Mais c’est un peu plus compliqué que le cas d’une mère qui interdit ou dit que c’est sale. Je crois qu’elle avait tout à fait compris que c’était normal et qu’il ne fallait surtout pas l’interdire. Mais elle n’a jamais pu dépasser sa gène pour m’en parler (en même tant je ne lui ai jamais rien demandé). Et ce qu’il s’est passé c’est que le tabou était tel que je pensais être la seule à faire ça et donc anormale, monstrueuse… bref pas cool
du coup je ne sais pas trop ce qu’il faut faire face à un enfant qui ne pose pas de question (respect de l’intimité ou éviter de créer un tabou pesant)
sinon rassurez vous, même en partant trés mal sur le terrain de la sexualité on peut s’en remettre et profité de tout ça! Les filles comme moi ne sont pas toutes perdues!!
Marrant, ça me renvoie à une discussion avec mes enfants (Loulou 6 ans et demi et Louloutte 5 ans) dans le bain.
Louloutte (tendance « je me différencie à mort de mon frère en insistant ! moi fille, lui garçon. mais en même temps, suis un peu jalouse sur les bords parce que lui c’est l’ainé et c’est pas juste ») : Maman, c’est pas juste, Loulou il a un zizi qui se voit et moi pas !
Je vire le loulou en question de la baignoire avant qu’il prenne la pose du mâle fier de l’être pour pouvoir révéler à ma fille la grande supériorité féminine sans frustrer mon fils au passage.
Moi : mais enfin, louloutte, toi c’est beaucoup mieux ! Toi tu as une nénette à l’intérieur (ouais, vagin à ma fille de 5 ans, j’ai du mal) pour faire sortir les bébés (elle savait déjà ), un petit trou pour faire pipi bien caché ET un clitoris pour les guilis agréables. Alors que loulou, il n’a que UN zizi et c’est tout.
Louloutte était très contente.
En revanche, Loulou qui avait écouté derrière la porte est entré furibard « mais c’est nul, pourquoi j’ai qu’un zizi tout seul ?!!! Et en plus, les garçons, ça peut même pas avoir un bébé dans le ventre ! »
Vous savez quoi ? je suis persuadée que Freud s’est planté avec sa fameuse envie de pénis : suffit d’expliquer la vérité aux enfants pour que ce soit les petits garçons les jaloux !
(bon, en vrai, j’ai dit à Loulou que, quand même, un truc qui arrive à faire pipi, mettre un bébé et provoquer des guilis agréables à lui tout seul, c’est super fort. Et je suis certaine qu’il m’a crue)
B@Thaliane bien vue la description des avantages de chacun des deux sexes : sont bien partis ces deux p’tits loups là – comme quoi, faut pas désespérer, ça progresse quand même, cahin-caha…

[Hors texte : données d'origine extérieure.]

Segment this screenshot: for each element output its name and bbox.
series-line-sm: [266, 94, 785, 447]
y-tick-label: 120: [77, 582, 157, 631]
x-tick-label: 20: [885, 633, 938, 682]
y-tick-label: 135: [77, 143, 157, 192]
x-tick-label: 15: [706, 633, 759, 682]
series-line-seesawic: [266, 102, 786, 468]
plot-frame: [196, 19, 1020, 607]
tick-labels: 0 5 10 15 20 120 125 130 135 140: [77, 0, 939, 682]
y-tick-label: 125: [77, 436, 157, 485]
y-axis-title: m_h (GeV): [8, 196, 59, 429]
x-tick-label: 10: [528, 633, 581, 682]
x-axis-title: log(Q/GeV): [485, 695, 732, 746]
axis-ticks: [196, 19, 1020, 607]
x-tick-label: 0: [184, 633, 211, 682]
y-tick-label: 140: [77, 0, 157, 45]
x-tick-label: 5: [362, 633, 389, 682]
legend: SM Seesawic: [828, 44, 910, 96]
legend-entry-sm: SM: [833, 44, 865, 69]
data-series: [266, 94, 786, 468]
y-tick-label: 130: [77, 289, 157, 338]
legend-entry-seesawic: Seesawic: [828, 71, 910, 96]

je me masturbes depuis que j’ai 6 ans. Mais bien sur quand j’avais 6 ans je ne savais pas ce que c’était, ma mère me disait que c’était un « tic » (…??) elle ne comprenait pas ce que je faisais, car je n’ai jamais utilisé mes mains, mes doigts, etc, bref j’ai toujours eu une technique complexe. Je le faisait avant la sieste, ça me mettais K.O, moi qui ne voulait jamais dormir. J’ai grandi et aujourd’hui je le fais encore de temps en temps, quand j’ai « faim ». Je ne sais pas si ma mère savait vraiment au fond ce que je faisais, elle croit en dieu je pense donc que si elle avait su elle aurait dit que c’est pas-bien et que ça me donnait un ticket gratuit pour l’enfer!

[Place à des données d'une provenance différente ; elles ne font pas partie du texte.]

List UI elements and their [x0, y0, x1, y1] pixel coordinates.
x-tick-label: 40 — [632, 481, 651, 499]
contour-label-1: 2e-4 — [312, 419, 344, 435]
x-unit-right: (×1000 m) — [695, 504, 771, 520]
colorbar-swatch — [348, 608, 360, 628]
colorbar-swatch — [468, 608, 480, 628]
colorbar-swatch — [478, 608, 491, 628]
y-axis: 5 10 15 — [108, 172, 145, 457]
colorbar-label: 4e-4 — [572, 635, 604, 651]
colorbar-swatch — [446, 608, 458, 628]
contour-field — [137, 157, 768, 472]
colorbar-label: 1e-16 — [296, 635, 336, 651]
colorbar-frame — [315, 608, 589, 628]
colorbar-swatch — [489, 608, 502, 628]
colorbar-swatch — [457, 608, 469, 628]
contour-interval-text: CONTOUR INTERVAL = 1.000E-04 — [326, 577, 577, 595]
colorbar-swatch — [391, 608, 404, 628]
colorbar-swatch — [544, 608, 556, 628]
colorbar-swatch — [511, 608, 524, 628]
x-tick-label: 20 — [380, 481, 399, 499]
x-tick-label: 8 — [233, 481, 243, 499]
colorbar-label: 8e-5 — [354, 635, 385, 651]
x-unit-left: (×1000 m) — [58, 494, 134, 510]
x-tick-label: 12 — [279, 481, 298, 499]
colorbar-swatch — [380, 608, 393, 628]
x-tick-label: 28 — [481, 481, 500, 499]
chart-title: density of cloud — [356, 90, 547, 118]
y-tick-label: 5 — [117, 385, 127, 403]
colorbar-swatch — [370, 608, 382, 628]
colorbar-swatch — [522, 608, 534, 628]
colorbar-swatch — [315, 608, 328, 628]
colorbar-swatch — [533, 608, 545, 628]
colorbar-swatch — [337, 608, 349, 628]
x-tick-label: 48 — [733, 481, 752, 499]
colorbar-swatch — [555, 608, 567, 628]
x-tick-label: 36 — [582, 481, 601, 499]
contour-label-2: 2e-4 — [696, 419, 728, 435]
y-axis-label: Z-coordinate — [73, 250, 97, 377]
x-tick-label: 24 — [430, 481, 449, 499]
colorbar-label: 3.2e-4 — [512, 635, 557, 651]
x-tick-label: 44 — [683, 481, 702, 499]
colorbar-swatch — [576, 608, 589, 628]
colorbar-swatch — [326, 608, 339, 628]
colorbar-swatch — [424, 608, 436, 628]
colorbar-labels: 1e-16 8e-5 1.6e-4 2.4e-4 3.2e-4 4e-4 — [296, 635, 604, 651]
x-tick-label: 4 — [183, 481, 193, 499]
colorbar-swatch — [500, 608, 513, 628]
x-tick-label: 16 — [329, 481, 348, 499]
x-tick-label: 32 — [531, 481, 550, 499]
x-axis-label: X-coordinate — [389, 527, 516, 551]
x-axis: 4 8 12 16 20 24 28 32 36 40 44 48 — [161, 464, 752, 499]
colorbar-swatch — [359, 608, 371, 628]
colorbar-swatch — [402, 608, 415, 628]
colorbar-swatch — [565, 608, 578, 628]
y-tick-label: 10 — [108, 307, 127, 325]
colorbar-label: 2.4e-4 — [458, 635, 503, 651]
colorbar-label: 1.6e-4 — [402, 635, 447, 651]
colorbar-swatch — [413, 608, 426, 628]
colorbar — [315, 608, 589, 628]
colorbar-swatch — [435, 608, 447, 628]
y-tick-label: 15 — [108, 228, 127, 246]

Bref tout ça pour dire… pas besoin de tout expliquer aux enfants, surtout pas trop leur en dire et surtout pas leur interdire.

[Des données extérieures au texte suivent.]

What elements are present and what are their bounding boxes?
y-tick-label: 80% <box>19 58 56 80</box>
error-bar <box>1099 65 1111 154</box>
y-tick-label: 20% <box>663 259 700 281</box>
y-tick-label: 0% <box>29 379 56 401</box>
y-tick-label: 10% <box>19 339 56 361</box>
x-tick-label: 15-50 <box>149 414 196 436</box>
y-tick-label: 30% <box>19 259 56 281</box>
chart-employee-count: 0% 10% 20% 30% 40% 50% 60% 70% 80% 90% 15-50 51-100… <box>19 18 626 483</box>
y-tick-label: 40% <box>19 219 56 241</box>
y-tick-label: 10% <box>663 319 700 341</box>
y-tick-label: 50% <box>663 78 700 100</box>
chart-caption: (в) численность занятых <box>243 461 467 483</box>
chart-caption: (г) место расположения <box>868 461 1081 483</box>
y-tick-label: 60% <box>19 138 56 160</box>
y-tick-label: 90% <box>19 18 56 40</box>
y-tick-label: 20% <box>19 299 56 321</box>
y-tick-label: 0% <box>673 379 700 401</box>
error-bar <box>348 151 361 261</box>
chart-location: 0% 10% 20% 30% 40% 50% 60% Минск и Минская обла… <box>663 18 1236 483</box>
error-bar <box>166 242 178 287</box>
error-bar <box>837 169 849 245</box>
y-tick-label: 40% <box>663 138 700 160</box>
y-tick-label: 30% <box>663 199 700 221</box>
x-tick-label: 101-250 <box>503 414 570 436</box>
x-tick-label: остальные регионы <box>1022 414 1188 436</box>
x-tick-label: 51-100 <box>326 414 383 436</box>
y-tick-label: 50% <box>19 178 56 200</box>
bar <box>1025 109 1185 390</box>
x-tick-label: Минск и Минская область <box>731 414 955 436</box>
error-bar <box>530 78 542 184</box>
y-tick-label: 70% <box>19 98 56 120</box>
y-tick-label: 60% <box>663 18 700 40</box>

Effectivement on félicite la mère de Julie…
Tout pareil que toi, je lui ai dit qu’elle pouvait y toucher mais toute seule dans sa chambre, jamais devant les gens. Et que bien sûr c’était normal!!!
Je me souviens que ma fille me posait des questions et suivant l’âge qu’elle avait je lui donné des réponses claires, en nommant les choses par leur nom mais sans répondre aux questions qu’elle ne posait pas … on adapte les réponses en fonction de l’âge de l’enfant et on n’est pas obligé de rentrer dans les détails non plus. Je suis de celle qui ont vécu une liberté sexuelle mais élevée par des parents plein de tabous qui n’ont jamais eu le mots … Alors parfois oui je me faisais violence pour répondre mais j’ai essayé de ne jamais dire de conneries … seule ma fille pourra me dire si j’ai réussi à ce sujet …
Moi, ce qui m’étonne encore, c’est que cela se prête encore autant à discussions…en 2010. Ma fille, même âge, même tendance à explorer son corps et le plaisir. Pas de tabou de mon côté, et j’y vais même d’une explication anatomique, bref, je lui explique ce qu’est un clitoris et que cela lui appartient. Et l’école dans tout ça? Que fait-elle? Qu’explique-t-elle et à quel âge de tout ça?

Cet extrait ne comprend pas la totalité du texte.